NCPA - National Center for Policy Analysis

Affirmative Action Disadvantages Some Groups Over Others

November 16, 1998

Current affirmative action policies are more the cause than the cure for gross imbalances in some groups' rates of admission to elite universities, says the leader of the successful campaign to enact California's initiative to limit bilingual education, Proposition 227.

Ron K. Unz points out that the flip-side of demographic underrepresentation of some groups is the overrepresentation of others. This is most evident at elite institutions, such as Harvard University:

  • At Harvard over the past few years, black enrollment has averaged 8 percent and Hispanic enrollment 7 percent.
  • Despite Harvard's longstanding commitment to affirmative action, these figures are substantially below their 12 percent and 10 percent, respectively, of the general population.
  • Asians comprise between 2 percent and 3 percent of the U.S. population, but nearly 20 percent of Harvard undergraduates.
  • Between a quarter and a third of Harvard students identify themselves as Jewish, while Jews represent just 2 percent to 3 percent of the population.

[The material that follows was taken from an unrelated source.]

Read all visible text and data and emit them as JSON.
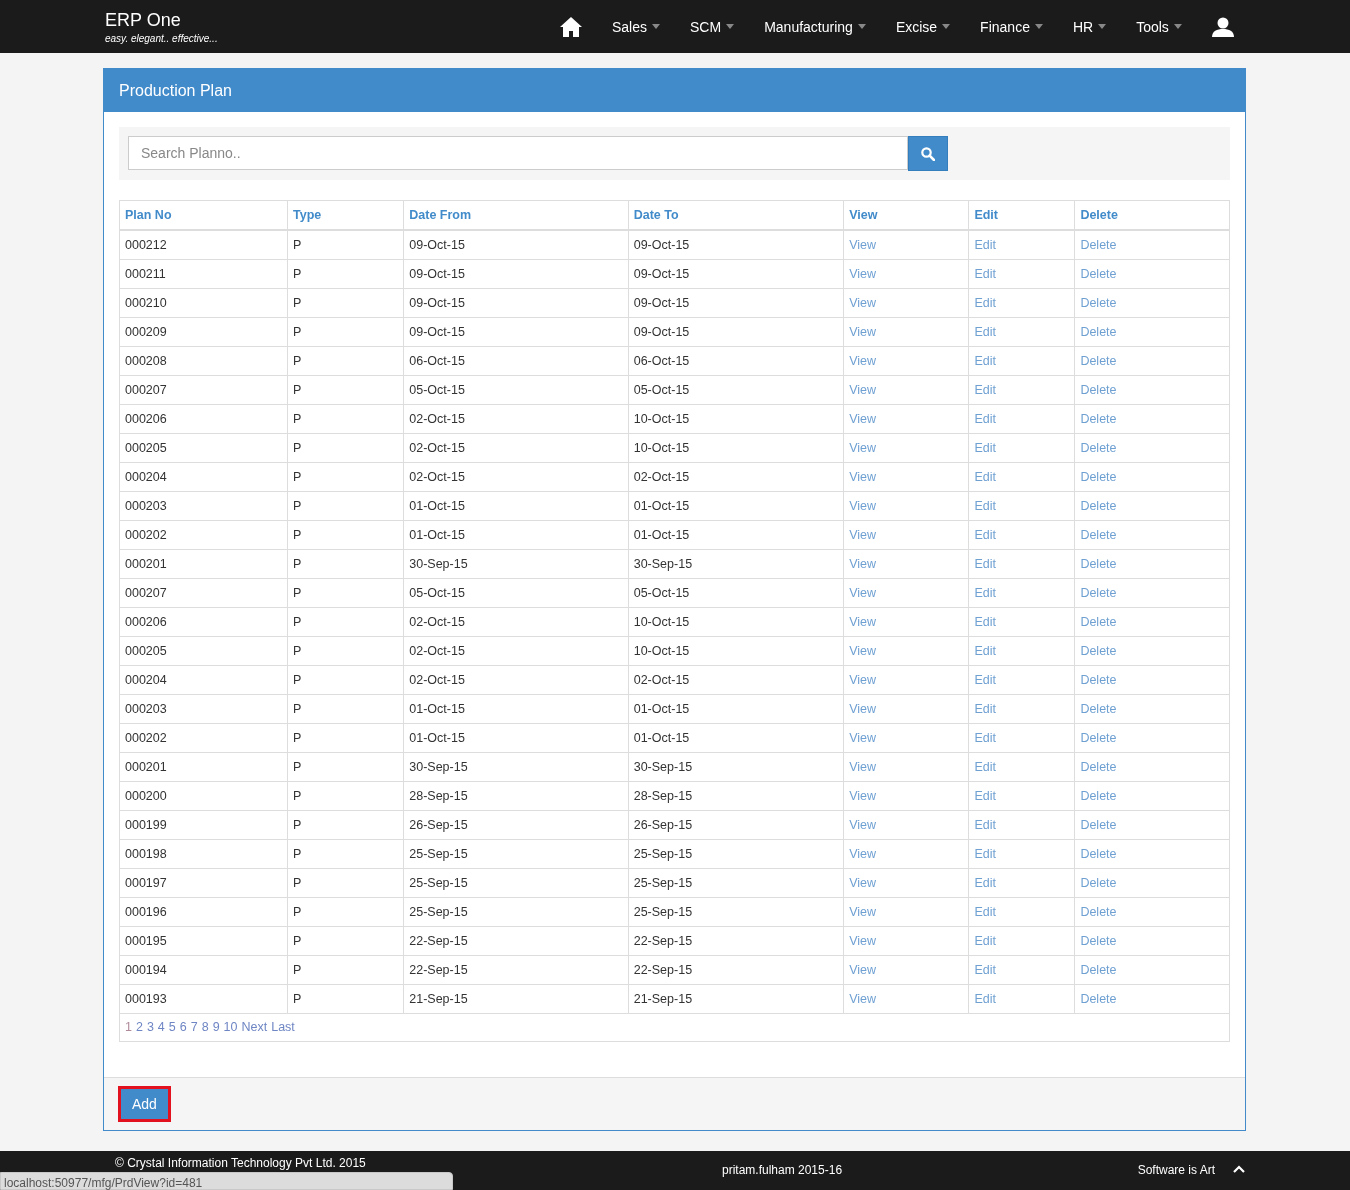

Thus these two groups alone appear to constitute about half Harvard's student body, leaving the other half for the remaining 95 percent. Thus chronic underrepresentation of other ethnic groups, with or without affirmative action, is mathematically inevitable. In fact, non-Jewish white Americans represent no more than a quarter of Harvard undergraduates, although they constitute nearly 75 percent of the general population -- and thus they are far more underrepresented than blacks, Hispanics or any other minority group.

Hostility to affirmative action, he concludes, may represent less the anger of the privileged than the resentment of the discriminated-against.